Overblog Suivre ce blog
Editer l'article Administration Créer mon blog
27 mai 2008 2 27 /05 /mai /2008 09:38



Comme je l'ai indiqué dans Pourquoi les natifs sont-ils nuls en grammaire ?, l'expérience doit nous amener à concevoir le rapport qu'entretient le natif avec sa langue maternelle non pas sous la forme d'un système ordonné de règles grammaticales qui s'appliquerait mécaniquement, mais bien plutôt sous la forme d'une intuition d'ordre linguistique. Cette dernière se manifestant dans l'instantanéité d'une réponse réflexe et, par là, s'opposerait aux multiples médiations imposées par un discours métalinguistique comme la grammaire.

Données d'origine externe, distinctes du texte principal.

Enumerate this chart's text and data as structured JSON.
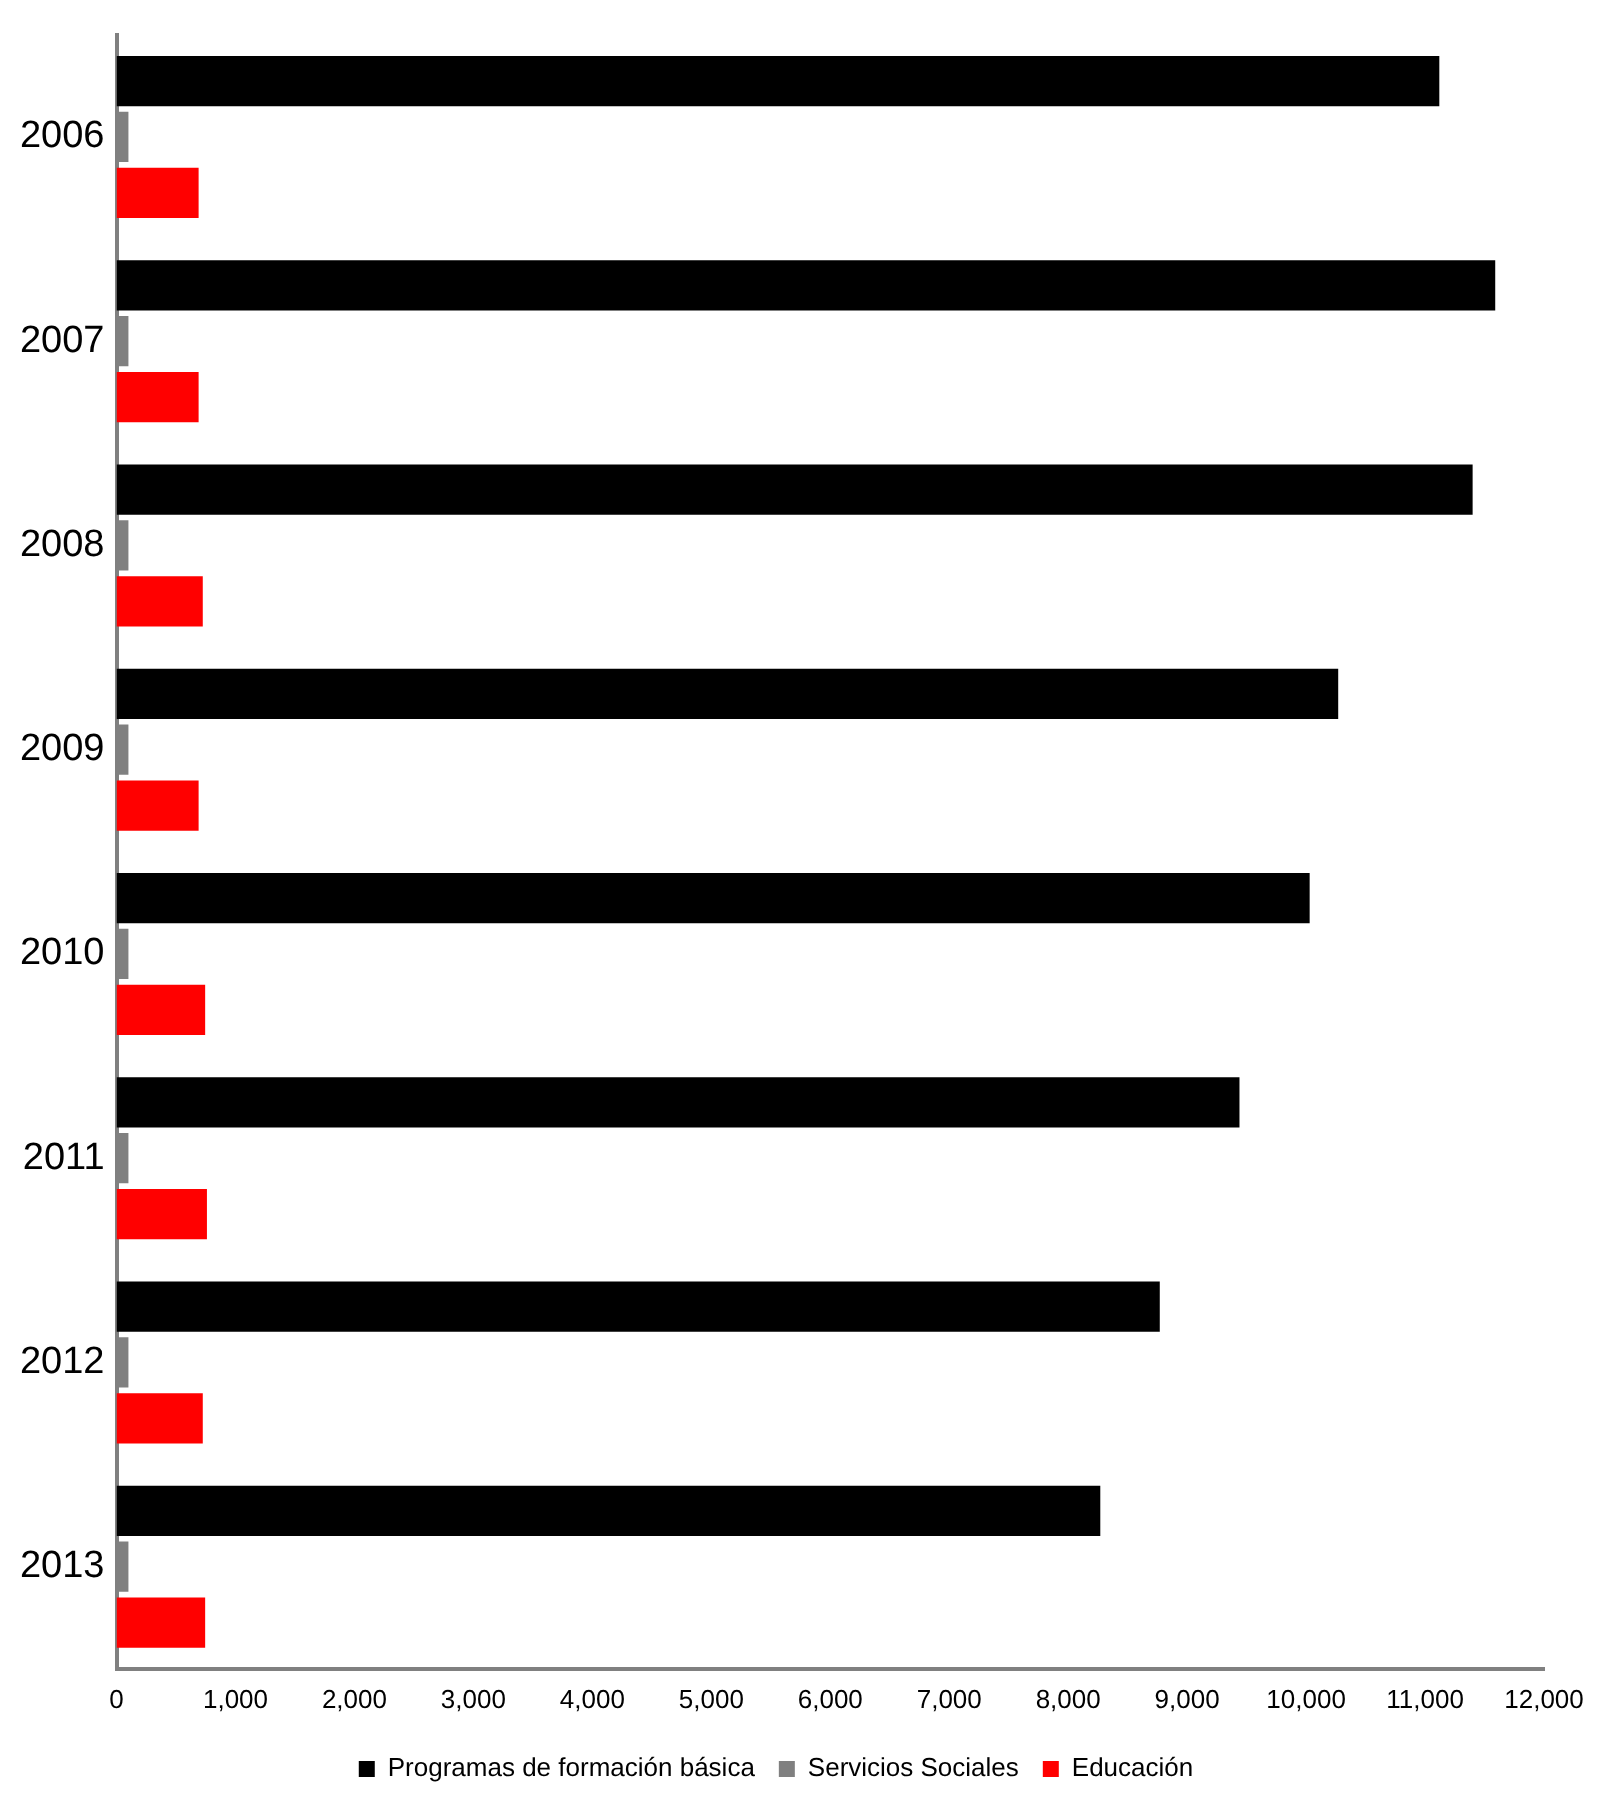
{
  "chart_data": {
    "type": "bar",
    "orientation": "horizontal",
    "categories": [
      "2006",
      "2007",
      "2008",
      "2009",
      "2010",
      "2011",
      "2012",
      "2013"
    ],
    "series": [
      {
        "name": "Programas de formación básica",
        "color": "#000000",
        "values": [
          11120,
          11590,
          11400,
          10270,
          10030,
          9440,
          8770,
          8270
        ]
      },
      {
        "name": "Servicios Sociales",
        "color": "#808080",
        "values": [
          100,
          100,
          100,
          100,
          100,
          100,
          100,
          100
        ]
      },
      {
        "name": "Educación",
        "color": "#ff0000",
        "values": [
          690,
          690,
          725,
          690,
          745,
          760,
          725,
          745
        ]
      }
    ],
    "xlim": [
      0,
      12000
    ],
    "xticks": [
      {
        "value": 0,
        "label": "0"
      },
      {
        "value": 1000,
        "label": "1,000"
      },
      {
        "value": 2000,
        "label": "2,000"
      },
      {
        "value": 3000,
        "label": "3,000"
      },
      {
        "value": 4000,
        "label": "4,000"
      },
      {
        "value": 5000,
        "label": "5,000"
      },
      {
        "value": 6000,
        "label": "6,000"
      },
      {
        "value": 7000,
        "label": "7,000"
      },
      {
        "value": 8000,
        "label": "8,000"
      },
      {
        "value": 9000,
        "label": "9,000"
      },
      {
        "value": 10000,
        "label": "10,000"
      },
      {
        "value": 11000,
        "label": "11,000"
      },
      {
        "value": 12000,
        "label": "12,000"
      }
    ],
    "grid": false,
    "legend": "bottom"
  }
}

L'allophone dispose également d'une intuition linguistique qui s'applique évidemment à sa langue maternelle. Le problème est alors qu'au commencement de son apprentissage, il va percevoir les phénomènes langagiers à travers le prisme linguistique s'appliquant à sa langue maternelle, d'où l'influence évidente de cette dernière sur l'apparition des erreurs. Bien entendu, après avoir intégré un certain nombre de données, il développera alors sa propre intuition de la langue cible.



Le problème est ici de savoir si l'intuition linguistique de l'allophone en fin d'apprentissage est exactement la même que celle du natif. Autrement dit, les perspectives du natif et de l'allophone étant distinctes en début d'apprentissage, pourquoi ne pas imaginer qu'elles le soient également en fin d'apprentissage ? Tout en sachant que j'appelle ici « perspective » cet alliage complexe d'intuitions linguistiques de la L1 et de la L2 associé au discours grammatical s'appliquant à l'une et à l'autre. On peut donc se demander si natifs et allophones intuitionnent littéralement la même langue française.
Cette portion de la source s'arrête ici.